In Lewin’s theory, groups can be competitive or co-operative. Individuals are either working to their own goal or a common goal.  A co-operative group exists when the ‘group members realise that their individual fate depends on the group as a whole’. In other words their own individual success is dependent on the success of everyone else and vice versa.  This kind of group works collaboratively, always seeking the win-win-win.

And what is the right kind of Leadership?

Again taking from Lewin’s work with Lippitt, he talks about three kinds of leadership.

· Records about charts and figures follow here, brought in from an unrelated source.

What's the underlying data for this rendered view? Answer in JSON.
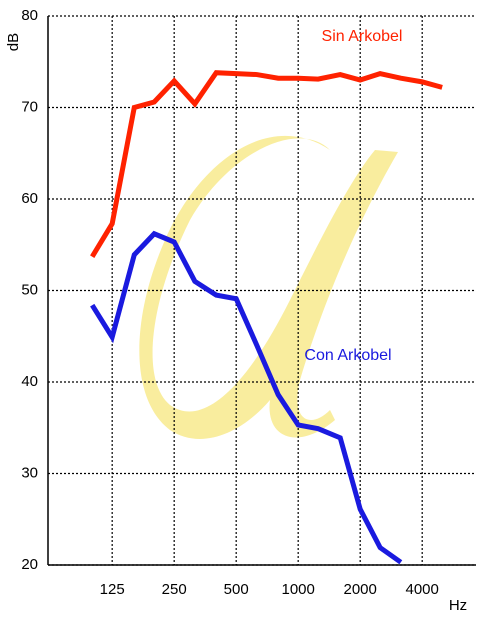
{
  "chart_data": {
    "type": "line",
    "x": [
      100,
      125,
      160,
      200,
      250,
      315,
      400,
      500,
      630,
      800,
      1000,
      1250,
      1600,
      2000,
      2500,
      3150,
      4000,
      5000
    ],
    "series": [
      {
        "name": "Sin Arkobel",
        "color": "#ff2200",
        "values": [
          53.7,
          57.3,
          70.0,
          70.6,
          72.9,
          70.4,
          73.8,
          73.7,
          73.6,
          73.2,
          73.2,
          73.1,
          73.6,
          73.0,
          73.7,
          73.2,
          72.8,
          72.2
        ]
      },
      {
        "name": "Con Arkobel",
        "color": "#1a1adf",
        "values": [
          48.4,
          44.9,
          53.9,
          56.2,
          55.3,
          51.0,
          49.5,
          49.1,
          44.0,
          38.6,
          35.3,
          34.9,
          33.9,
          26.1,
          21.9,
          20.3,
          null,
          null
        ]
      }
    ],
    "y_label": "dB",
    "x_label": "Hz",
    "xscale": "log",
    "xlim": [
      61,
      7300
    ],
    "xticks": [
      125,
      250,
      500,
      1000,
      2000,
      4000
    ],
    "ylim": [
      20,
      80
    ],
    "yticks": [
      20,
      30,
      40,
      50,
      60,
      70,
      80
    ],
    "grid": true
  }
}
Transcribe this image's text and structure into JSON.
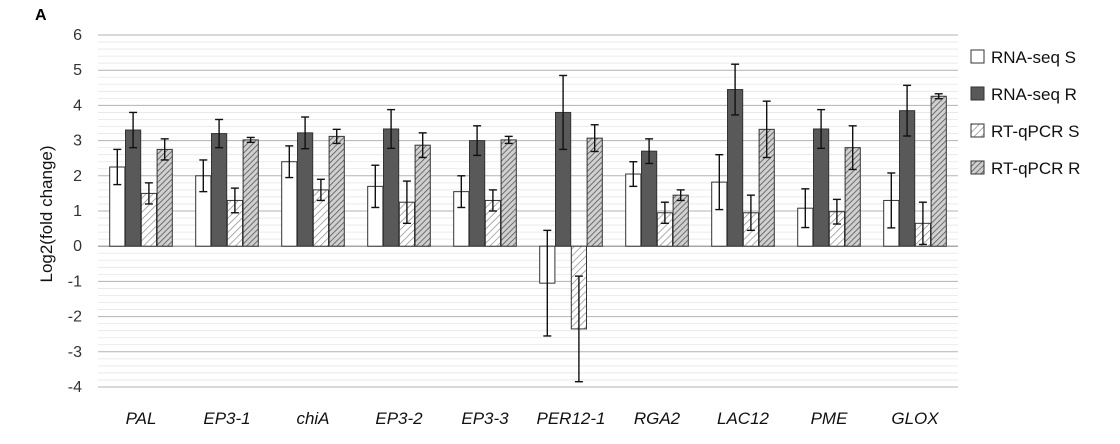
{
  "panel_label": "A",
  "chart_data": {
    "type": "bar",
    "title": "",
    "xlabel": "",
    "ylabel": "Log2(fold change)",
    "ylim": [
      -4,
      6
    ],
    "yticks": [
      6,
      5,
      4,
      3,
      2,
      1,
      0,
      -1,
      -2,
      -3,
      -4
    ],
    "grid": true,
    "legend_position": "right",
    "categories": [
      "PAL",
      "EP3-1",
      "chiA",
      "EP3-2",
      "EP3-3",
      "PER12-1",
      "RGA2",
      "LAC12",
      "PME",
      "GLOX"
    ],
    "series": [
      {
        "name": "RNA-seq S",
        "fill": "#ffffff",
        "pattern": "solid",
        "values": [
          2.25,
          2.0,
          2.4,
          1.7,
          1.55,
          -1.05,
          2.05,
          1.82,
          1.08,
          1.3
        ],
        "errors": [
          0.5,
          0.45,
          0.45,
          0.6,
          0.45,
          1.5,
          0.35,
          0.78,
          0.55,
          0.78
        ]
      },
      {
        "name": "RNA-seq R",
        "fill": "#595959",
        "pattern": "solid",
        "values": [
          3.3,
          3.2,
          3.22,
          3.33,
          3.0,
          3.8,
          2.7,
          4.45,
          3.33,
          3.85
        ],
        "errors": [
          0.5,
          0.4,
          0.45,
          0.55,
          0.42,
          1.05,
          0.35,
          0.72,
          0.55,
          0.72
        ]
      },
      {
        "name": "RT-qPCR S",
        "fill": "#ffffff",
        "pattern": "light-diagonal",
        "values": [
          1.5,
          1.3,
          1.6,
          1.25,
          1.3,
          -2.35,
          0.95,
          0.95,
          0.98,
          0.65
        ],
        "errors": [
          0.3,
          0.35,
          0.3,
          0.6,
          0.3,
          1.5,
          0.3,
          0.5,
          0.35,
          0.6
        ]
      },
      {
        "name": "RT-qPCR R",
        "fill": "#bfbfbf",
        "pattern": "dark-diagonal",
        "values": [
          2.75,
          3.02,
          3.12,
          2.87,
          3.02,
          3.07,
          1.45,
          3.32,
          2.8,
          4.26
        ],
        "errors": [
          0.3,
          0.07,
          0.2,
          0.35,
          0.1,
          0.38,
          0.15,
          0.8,
          0.62,
          0.07
        ]
      }
    ]
  }
}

  • Autocratic – a directive style where the leader holds ultimate power and often the fate of individuals within a group. This style can be seen as aggressive.
  • Laissez-faire –  avoiding confrontation, where followers complain of a lack of direction – a passive style
  • Democratic – a discursive style that involve individuals in decision-making and holds group or corporate responsibility – an involving style

The Democratic style was seen to be most effective and has certainly been my experience.

I have been called in to facilitate discussions between organisations whose fate is interdependent – in other words they need each other to be successful. Calling me in is often the last resort and I have learnt (once to my cost) what will make these discussions successful. It is all to do with the leadership that is in place. If the leaders can move towards this democratic style of involvement and understanding each others perspective then it is possible. If they hold onto a moral high ground or the need for power it won’t be. Usually organisations know their common goal. Sometimes they have forgotten and just need reminding, but if the leadership of that group is not willing to move position nothing else will either.

I have particularly seen this dynamic happening between commissioning and providing organisations or public and private partnerships. The ones that fail are characterised by unspoken or spoken suspicion, often with one party striving to control and the other feeling that their fate is in the hands of the other. Where this works, both partners work together wanting both to be successful, where everyone ulitmately feels like they are sharing and part of a team win.

They have difficult conversations and are the better partners for it, and once a decision is made they share the responsibility for that decision. So what does it take for this kind of partnership to work? One where that kind leadership is already in place within the organisation. Where individuals are prepared to stand up and share their views and not feel like they are putting their heads above the parapet. One where people take risks to achieve the common goal and are lauded for it. These risks won’t alway work and there will always be learning.

So to achieve long-lasting success, lead in a way that allows others to be part of your decision-making. Let go of ego and keep an eye on that common goal.